Türk Eğitim-Sen Genel Başkanı Talip Geylan, “Kapatılma sebebini halen anlayamadığımız ve bizce izahı olmayan öğretmen liseleri yeniden açılmalı, öğrencilerimiz, öğretmen olma arzu ve hedefi ile liseden başlayıp fakülteyi bitirinceye kadar üst düzey bir motivasyonla eğitim sürecini tamamlamalıdır. Unutulmamalıdır ki öğretmenlik, bir saha uygulama mesleğidir” dedi.

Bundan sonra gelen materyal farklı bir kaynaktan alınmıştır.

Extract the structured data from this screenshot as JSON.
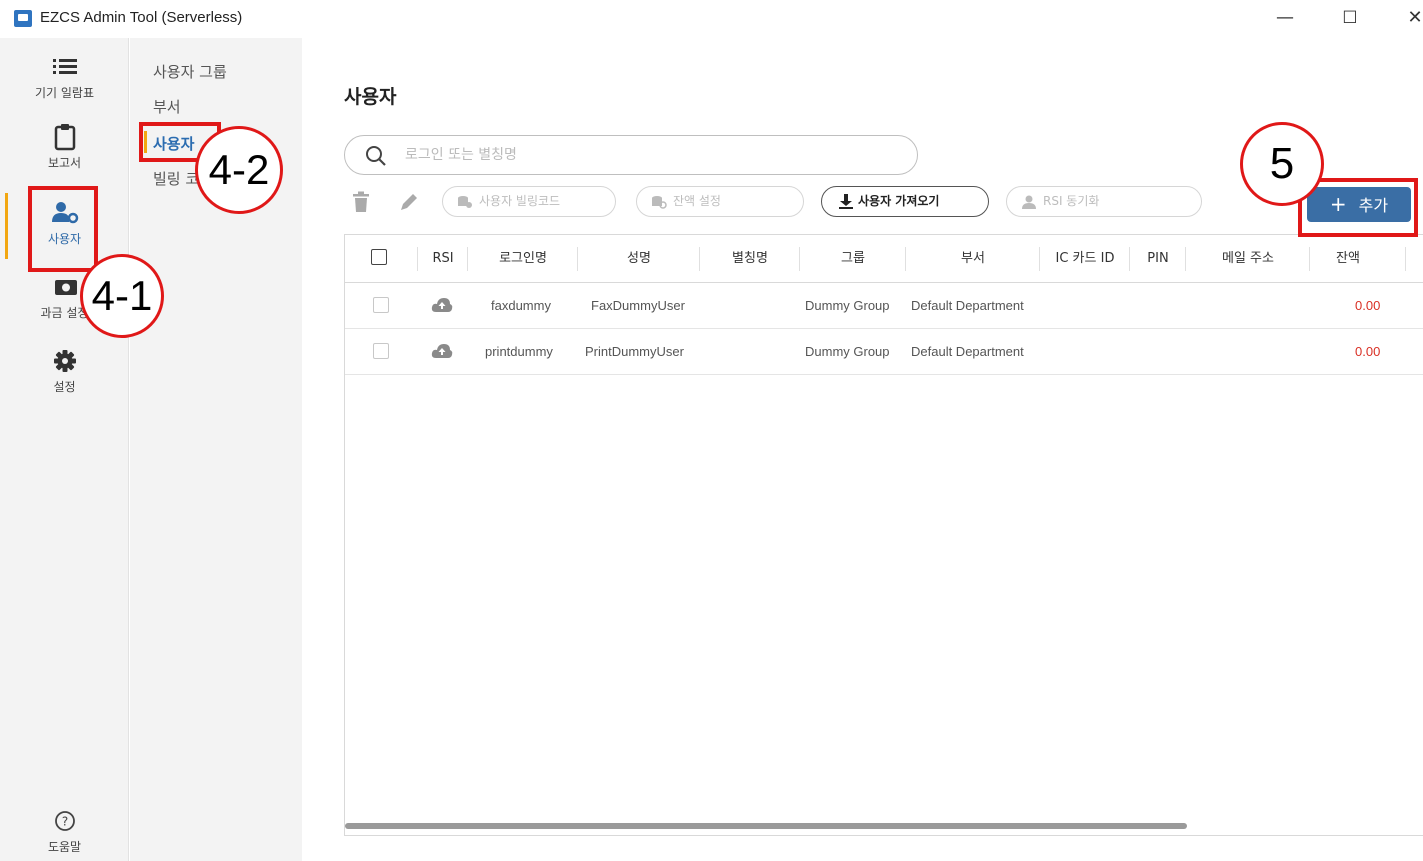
{
  "window": {
    "title": "EZCS Admin Tool (Serverless)",
    "minimize": "—",
    "maximize": "☐",
    "close": "✕"
  },
  "leftnav": {
    "items": [
      {
        "label": "기기 일람표",
        "icon": "list-icon"
      },
      {
        "label": "보고서",
        "icon": "clipboard-icon"
      },
      {
        "label": "사용자",
        "icon": "users-gear-icon"
      },
      {
        "label": "과금 설정",
        "icon": "billing-icon"
      },
      {
        "label": "설정",
        "icon": "gear-icon"
      }
    ],
    "help": {
      "label": "도움말",
      "icon": "help-circle-icon"
    }
  },
  "subnav": {
    "items": [
      {
        "label": "사용자 그룹"
      },
      {
        "label": "부서"
      },
      {
        "label": "사용자"
      },
      {
        "label": "빌링 코"
      }
    ]
  },
  "main": {
    "title": "사용자",
    "search": {
      "placeholder": "로그인 또는 별칭명",
      "value": ""
    },
    "toolbar": {
      "billing_code": "사용자 빌링코드",
      "balance_setting": "잔액 설정",
      "import_users": "사용자 가져오기",
      "rsi_sync": "RSI 동기화",
      "add": "추가"
    },
    "table": {
      "columns": [
        "RSI",
        "로그인명",
        "성명",
        "별칭명",
        "그룹",
        "부서",
        "IC 카드 ID",
        "PIN",
        "메일 주소",
        "잔액"
      ],
      "rows": [
        {
          "login": "faxdummy",
          "name": "FaxDummyUser",
          "alias": "",
          "group": "Dummy Group",
          "dept": "Default Department",
          "ic": "",
          "pin": "",
          "email": "",
          "balance": "0.00"
        },
        {
          "login": "printdummy",
          "name": "PrintDummyUser",
          "alias": "",
          "group": "Dummy Group",
          "dept": "Default Department",
          "ic": "",
          "pin": "",
          "email": "",
          "balance": "0.00"
        }
      ]
    }
  },
  "annotations": {
    "a41": "4-1",
    "a42": "4-2",
    "a5": "5"
  },
  "colors": {
    "accent": "#3a6ea5",
    "active_marker": "#f2a712",
    "annotation": "#e01818",
    "balance": "#d93025"
  }
}
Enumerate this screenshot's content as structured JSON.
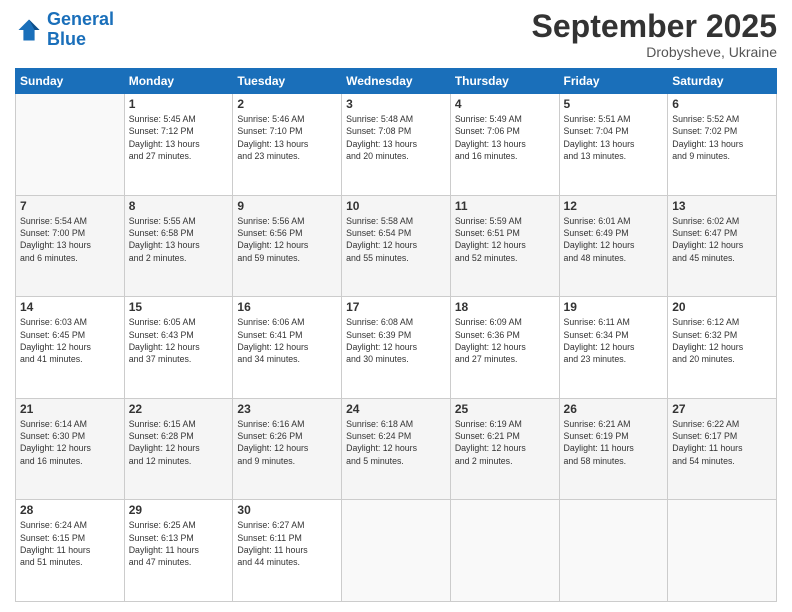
{
  "logo": {
    "line1": "General",
    "line2": "Blue"
  },
  "title": "September 2025",
  "location": "Drobysheve, Ukraine",
  "weekdays": [
    "Sunday",
    "Monday",
    "Tuesday",
    "Wednesday",
    "Thursday",
    "Friday",
    "Saturday"
  ],
  "days": [
    {
      "day": "",
      "info": ""
    },
    {
      "day": "1",
      "info": "Sunrise: 5:45 AM\nSunset: 7:12 PM\nDaylight: 13 hours\nand 27 minutes."
    },
    {
      "day": "2",
      "info": "Sunrise: 5:46 AM\nSunset: 7:10 PM\nDaylight: 13 hours\nand 23 minutes."
    },
    {
      "day": "3",
      "info": "Sunrise: 5:48 AM\nSunset: 7:08 PM\nDaylight: 13 hours\nand 20 minutes."
    },
    {
      "day": "4",
      "info": "Sunrise: 5:49 AM\nSunset: 7:06 PM\nDaylight: 13 hours\nand 16 minutes."
    },
    {
      "day": "5",
      "info": "Sunrise: 5:51 AM\nSunset: 7:04 PM\nDaylight: 13 hours\nand 13 minutes."
    },
    {
      "day": "6",
      "info": "Sunrise: 5:52 AM\nSunset: 7:02 PM\nDaylight: 13 hours\nand 9 minutes."
    },
    {
      "day": "7",
      "info": "Sunrise: 5:54 AM\nSunset: 7:00 PM\nDaylight: 13 hours\nand 6 minutes."
    },
    {
      "day": "8",
      "info": "Sunrise: 5:55 AM\nSunset: 6:58 PM\nDaylight: 13 hours\nand 2 minutes."
    },
    {
      "day": "9",
      "info": "Sunrise: 5:56 AM\nSunset: 6:56 PM\nDaylight: 12 hours\nand 59 minutes."
    },
    {
      "day": "10",
      "info": "Sunrise: 5:58 AM\nSunset: 6:54 PM\nDaylight: 12 hours\nand 55 minutes."
    },
    {
      "day": "11",
      "info": "Sunrise: 5:59 AM\nSunset: 6:51 PM\nDaylight: 12 hours\nand 52 minutes."
    },
    {
      "day": "12",
      "info": "Sunrise: 6:01 AM\nSunset: 6:49 PM\nDaylight: 12 hours\nand 48 minutes."
    },
    {
      "day": "13",
      "info": "Sunrise: 6:02 AM\nSunset: 6:47 PM\nDaylight: 12 hours\nand 45 minutes."
    },
    {
      "day": "14",
      "info": "Sunrise: 6:03 AM\nSunset: 6:45 PM\nDaylight: 12 hours\nand 41 minutes."
    },
    {
      "day": "15",
      "info": "Sunrise: 6:05 AM\nSunset: 6:43 PM\nDaylight: 12 hours\nand 37 minutes."
    },
    {
      "day": "16",
      "info": "Sunrise: 6:06 AM\nSunset: 6:41 PM\nDaylight: 12 hours\nand 34 minutes."
    },
    {
      "day": "17",
      "info": "Sunrise: 6:08 AM\nSunset: 6:39 PM\nDaylight: 12 hours\nand 30 minutes."
    },
    {
      "day": "18",
      "info": "Sunrise: 6:09 AM\nSunset: 6:36 PM\nDaylight: 12 hours\nand 27 minutes."
    },
    {
      "day": "19",
      "info": "Sunrise: 6:11 AM\nSunset: 6:34 PM\nDaylight: 12 hours\nand 23 minutes."
    },
    {
      "day": "20",
      "info": "Sunrise: 6:12 AM\nSunset: 6:32 PM\nDaylight: 12 hours\nand 20 minutes."
    },
    {
      "day": "21",
      "info": "Sunrise: 6:14 AM\nSunset: 6:30 PM\nDaylight: 12 hours\nand 16 minutes."
    },
    {
      "day": "22",
      "info": "Sunrise: 6:15 AM\nSunset: 6:28 PM\nDaylight: 12 hours\nand 12 minutes."
    },
    {
      "day": "23",
      "info": "Sunrise: 6:16 AM\nSunset: 6:26 PM\nDaylight: 12 hours\nand 9 minutes."
    },
    {
      "day": "24",
      "info": "Sunrise: 6:18 AM\nSunset: 6:24 PM\nDaylight: 12 hours\nand 5 minutes."
    },
    {
      "day": "25",
      "info": "Sunrise: 6:19 AM\nSunset: 6:21 PM\nDaylight: 12 hours\nand 2 minutes."
    },
    {
      "day": "26",
      "info": "Sunrise: 6:21 AM\nSunset: 6:19 PM\nDaylight: 11 hours\nand 58 minutes."
    },
    {
      "day": "27",
      "info": "Sunrise: 6:22 AM\nSunset: 6:17 PM\nDaylight: 11 hours\nand 54 minutes."
    },
    {
      "day": "28",
      "info": "Sunrise: 6:24 AM\nSunset: 6:15 PM\nDaylight: 11 hours\nand 51 minutes."
    },
    {
      "day": "29",
      "info": "Sunrise: 6:25 AM\nSunset: 6:13 PM\nDaylight: 11 hours\nand 47 minutes."
    },
    {
      "day": "30",
      "info": "Sunrise: 6:27 AM\nSunset: 6:11 PM\nDaylight: 11 hours\nand 44 minutes."
    },
    {
      "day": "",
      "info": ""
    },
    {
      "day": "",
      "info": ""
    },
    {
      "day": "",
      "info": ""
    },
    {
      "day": "",
      "info": ""
    }
  ]
}
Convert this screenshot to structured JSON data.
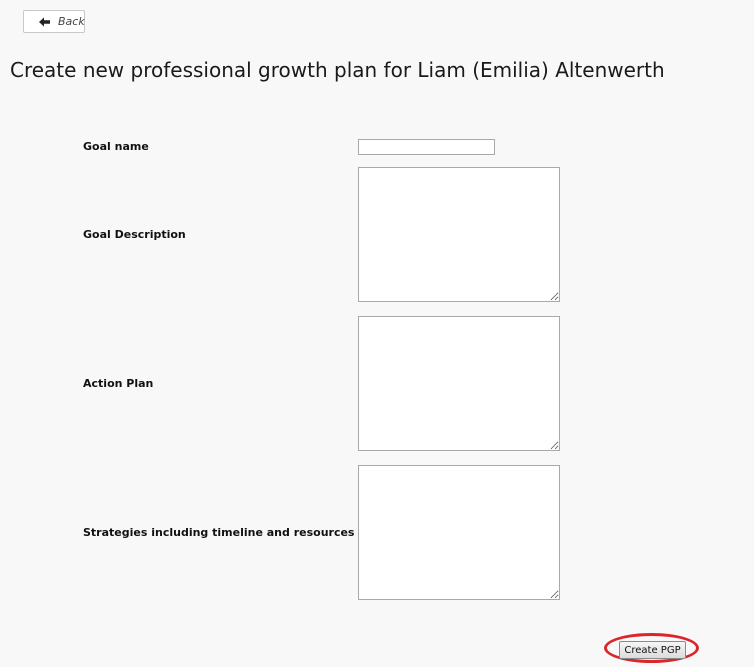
{
  "nav": {
    "back_label": "Back",
    "back_icon": "arrow-left-icon"
  },
  "page": {
    "title": "Create new professional growth plan for Liam (Emilia) Altenwerth"
  },
  "form": {
    "goal_name": {
      "label": "Goal name",
      "value": "",
      "placeholder": ""
    },
    "goal_description": {
      "label": "Goal Description",
      "value": ""
    },
    "action_plan": {
      "label": "Action Plan",
      "value": ""
    },
    "strategies": {
      "label": "Strategies including timeline and resources",
      "value": ""
    },
    "submit_label": "Create PGP",
    "highlight_color": "#d8262b"
  }
}
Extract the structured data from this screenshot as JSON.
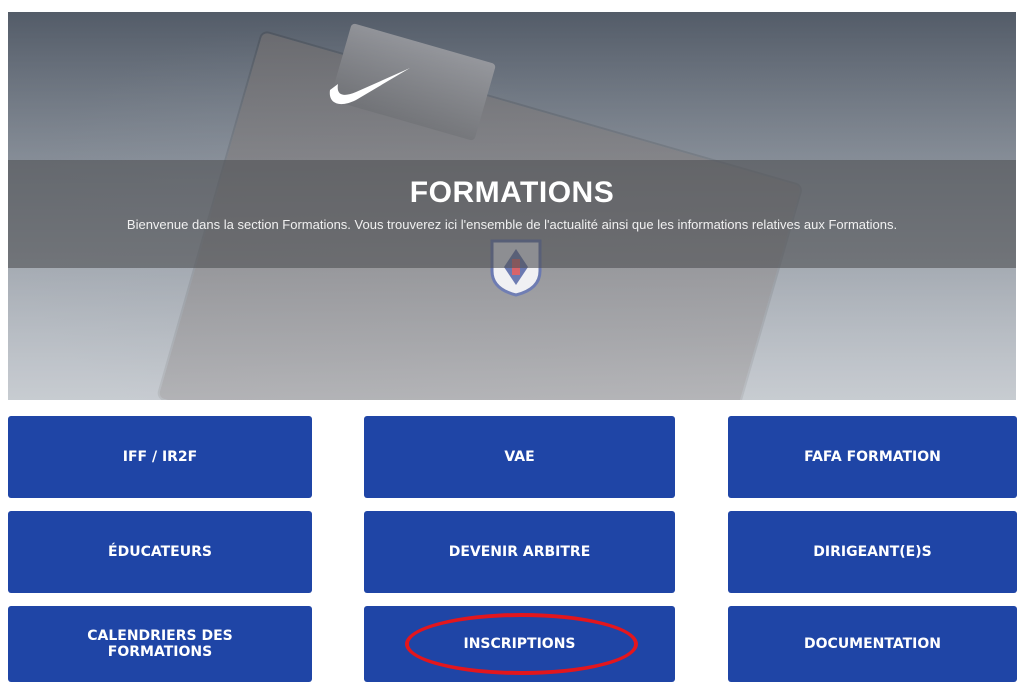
{
  "hero": {
    "title": "FORMATIONS",
    "subtitle": "Bienvenue dans la section Formations. Vous trouverez ici l'ensemble de l'actualité ainsi que les informations relatives aux Formations."
  },
  "tiles": [
    {
      "label": "IFF / IR2F"
    },
    {
      "label": "VAE"
    },
    {
      "label": "FAFA FORMATION"
    },
    {
      "label": "ÉDUCATEURS"
    },
    {
      "label": "DEVENIR ARBITRE"
    },
    {
      "label": "DIRIGEANT(E)S"
    },
    {
      "label": "CALENDRIERS DES FORMATIONS"
    },
    {
      "label": "INSCRIPTIONS"
    },
    {
      "label": "DOCUMENTATION"
    }
  ],
  "colors": {
    "tile_blue": "#1f45a6",
    "highlight_red": "#e3161d",
    "banner_overlay": "#505256"
  },
  "icons": [
    "nike-swoosh-icon",
    "fff-crest-icon"
  ]
}
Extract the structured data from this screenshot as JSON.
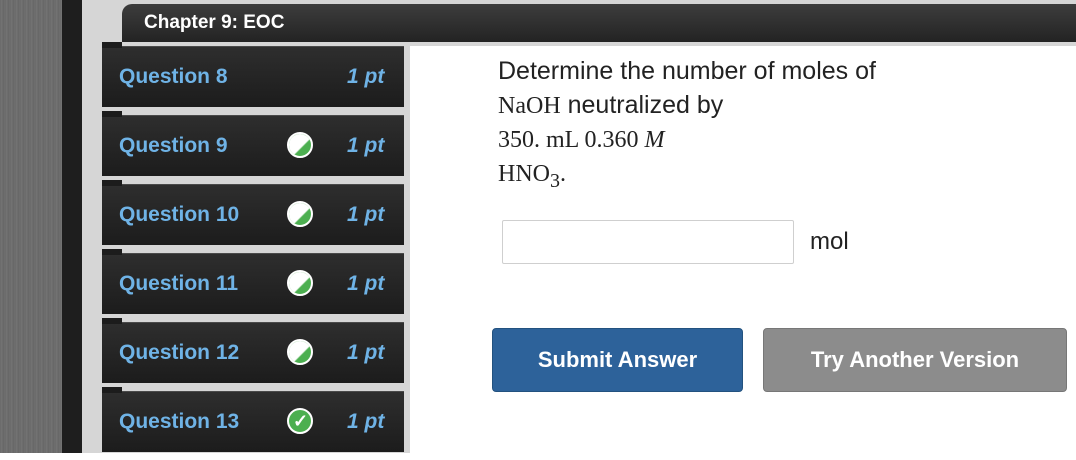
{
  "chapter": {
    "title": "Chapter 9: EOC"
  },
  "questions": [
    {
      "label": "Question 8",
      "points": "1 pt",
      "status": "unanswered"
    },
    {
      "label": "Question 9",
      "points": "1 pt",
      "status": "partial"
    },
    {
      "label": "Question 10",
      "points": "1 pt",
      "status": "partial"
    },
    {
      "label": "Question 11",
      "points": "1 pt",
      "status": "partial"
    },
    {
      "label": "Question 12",
      "points": "1 pt",
      "status": "partial"
    },
    {
      "label": "Question 13",
      "points": "1 pt",
      "status": "correct"
    }
  ],
  "question": {
    "line1": "Determine the number of moles of",
    "compound1": "NaOH",
    "line2": "neutralized by",
    "volume": "350. mL 0.360",
    "molarity_unit": "M",
    "acid": "HNO",
    "acid_sub": "3",
    "period": "."
  },
  "answer": {
    "value": "",
    "placeholder": "",
    "unit": "mol"
  },
  "buttons": {
    "submit": "Submit Answer",
    "try_another": "Try Another Version"
  },
  "colors": {
    "link_blue": "#6fb3e6",
    "submit_blue": "#2d629a",
    "try_gray": "#8c8c8c",
    "check_green": "#4caf50"
  }
}
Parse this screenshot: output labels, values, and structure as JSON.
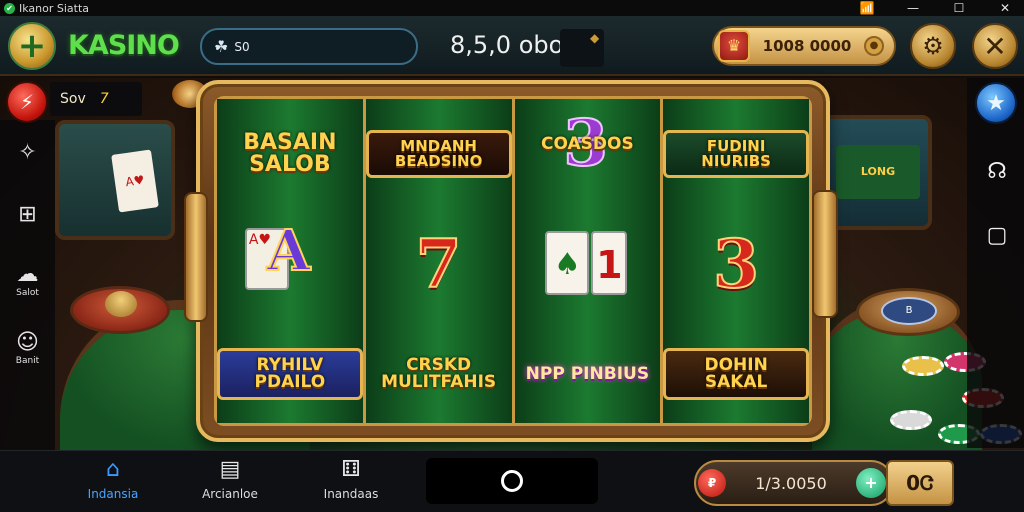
{
  "statusbar": {
    "app_name": "Ikanor Siatta",
    "wifi_icon": "wifi-icon",
    "min_icon": "minimize-icon",
    "restore_icon": "restore-icon",
    "close_icon": "close-icon"
  },
  "header": {
    "logo": "KASINO",
    "search_value": "S0",
    "center_amount": "8,5,0 obog",
    "coin_balance": "1008 0000",
    "plus_icon": "plus-icon",
    "settings_icon": "settings-icon",
    "close_icon": "close-icon"
  },
  "left": {
    "badge_label": "Sov",
    "badge_value": "7",
    "rail": [
      {
        "icon": "chat-icon",
        "label": ""
      },
      {
        "icon": "grid-icon",
        "label": ""
      },
      {
        "icon": "speech-bubble-icon",
        "label": "Salot"
      },
      {
        "icon": "support-icon",
        "label": "Banit"
      }
    ]
  },
  "reels": [
    [
      "BASAIN SALOB",
      "A",
      "RYHILV PDAILO"
    ],
    [
      "MNDANH BEADSINO",
      "7",
      "CRSKD MULITFAHIS"
    ],
    [
      "COASDOS",
      "A1",
      "NPP PINBIUS"
    ],
    [
      "FUDINI NIURIBS",
      "3",
      "DOHIN SAKAL"
    ]
  ],
  "bg": {
    "card_left": "A♥",
    "screen_right": "LONG",
    "dial_right": "B"
  },
  "bottom": {
    "nav": [
      {
        "label": "Indansia",
        "icon": "home-icon"
      },
      {
        "label": "Arcianloe",
        "icon": "cards-icon"
      },
      {
        "label": "Inandaas",
        "icon": "games-icon"
      }
    ],
    "balance": "1/3.0050",
    "balance_end": "0Ꮳ"
  }
}
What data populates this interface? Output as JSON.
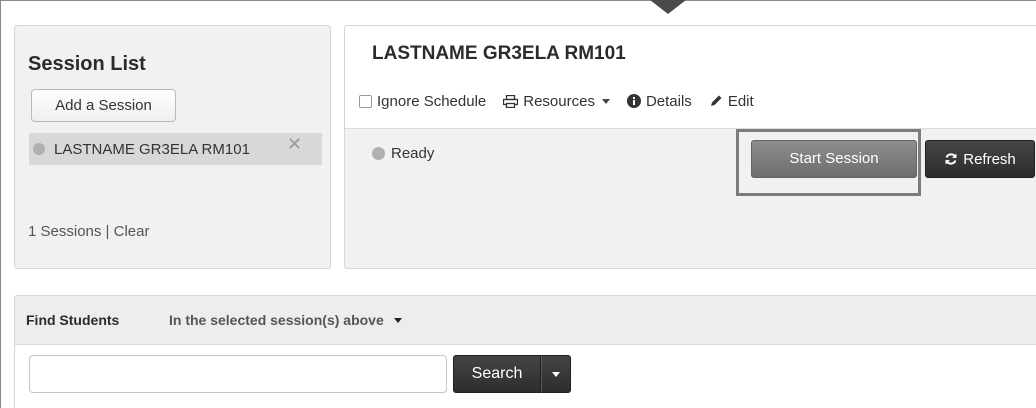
{
  "session_list": {
    "title": "Session List",
    "add_button_label": "Add a Session",
    "sessions": [
      {
        "name": "LASTNAME GR3ELA RM101",
        "remove_glyph": "✕"
      }
    ],
    "footer": {
      "count_label": "1 Sessions",
      "separator": " | ",
      "clear_label": "Clear"
    }
  },
  "session_detail": {
    "title": "LASTNAME GR3ELA RM101",
    "toolbar": {
      "ignore_schedule_label": "Ignore Schedule",
      "resources_label": "Resources",
      "details_label": "Details",
      "edit_label": "Edit"
    },
    "status_label": "Ready",
    "start_button_label": "Start Session",
    "refresh_button_label": "Refresh"
  },
  "find_students": {
    "label": "Find Students",
    "scope_label": "In the selected session(s) above",
    "search_value": "",
    "search_button_label": "Search"
  },
  "icons": {
    "resources": "printer-icon",
    "details": "info-icon",
    "edit": "pencil-icon",
    "refresh": "refresh-icon",
    "status": "status-dot-icon"
  },
  "colors": {
    "panel_bg": "#f1f1f1",
    "dark_button": "#333333",
    "start_button": "#7d7d7d",
    "highlight_border": "#7c7c7c"
  }
}
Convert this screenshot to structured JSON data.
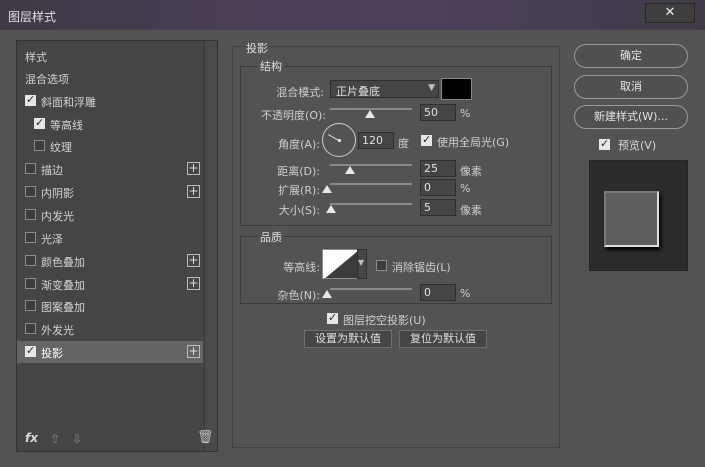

Türk Eğitim-Sen Genel Başkanı Talip Geylan, yaptığı yazılı açıklamada pedagojik formasyon eğitiminin lisansla beraber alınabilmesi ile ilgili yapılan çalışmaların titizlikle yürütülmesi, öğretmen ihtiyacına dair bir projeksiyon ortaya konulması ve eğitim fakültelerindeki kontenjanın buna göre belirlenmesi gerektiğini belirtti. Belirttiklerinin uygulanmasıyla öğretmen ataması probleminin çözüme kavuşabileceğini dile getiren Geylan, öğretmen liselerinin yeniden açılması gerektiğini vurgulayarak, açıklamasında şu ifadelere yer verdi:

“Öğretmen yetiştirme meselesi, ortaöğretimden başlayarak adaylık dönemine kadar devam eden bir eğitim süreci olarak bütün şekilde ele alınmalıdır. Kapatılma sebebini halen anlayamadığımız ve bizce izahı olmayan öğretmen liseleri yeniden açılmalı, öğrencilerimiz ‘öğretmen olma arzu ve hedefi’ ile liseden başlayıp fakülteyi bitirinceye kadar üst düzey bir motivasyonla eğitim sürecini tamamlamalıdır. Unutulmamalıdır ki öğretmenlik, bir saha uygulama mesleğidir. Bu sebeple eğitim fakültesinin son sınıfı tam zamanlı olarak sahada tamamlanmalıdır. Öğretmen adaylarımız okulların içinde uygulamayla, öğrenciyle yoğrulmalıdır. Hiç şüphesiz öğretmenlik mesleğine kaynaklık edecek asıl yükseköğretim programı eğitim fakülteleridir. Halihazırda öğretmenlerimiz, 90 civarında branşta eğitim vermektedir. Eğitim fakültelerimizde karşılığı bulunmayan branşlar için pedagojik formasyonu almak kaydıyla öğretmenlik sertifikası verilebilecektir. Öte yandan Yükseköğretim Kurulu (YÖK) ve Milli Eğitim Bakanlığı (MEB) iş birliğiyle ülkenin öğretmen ihtiyacına dair orta ve uzun vadeli bir projeksiyon ortaya konulmalı ve eğitim fakültelerinin kontenjanları da buna göre belirlenmelidir. Ancak bu yapıldığında ‘ataması yapılmayan öğretmen’ problemi çözüme kavuşturulabilecektir.”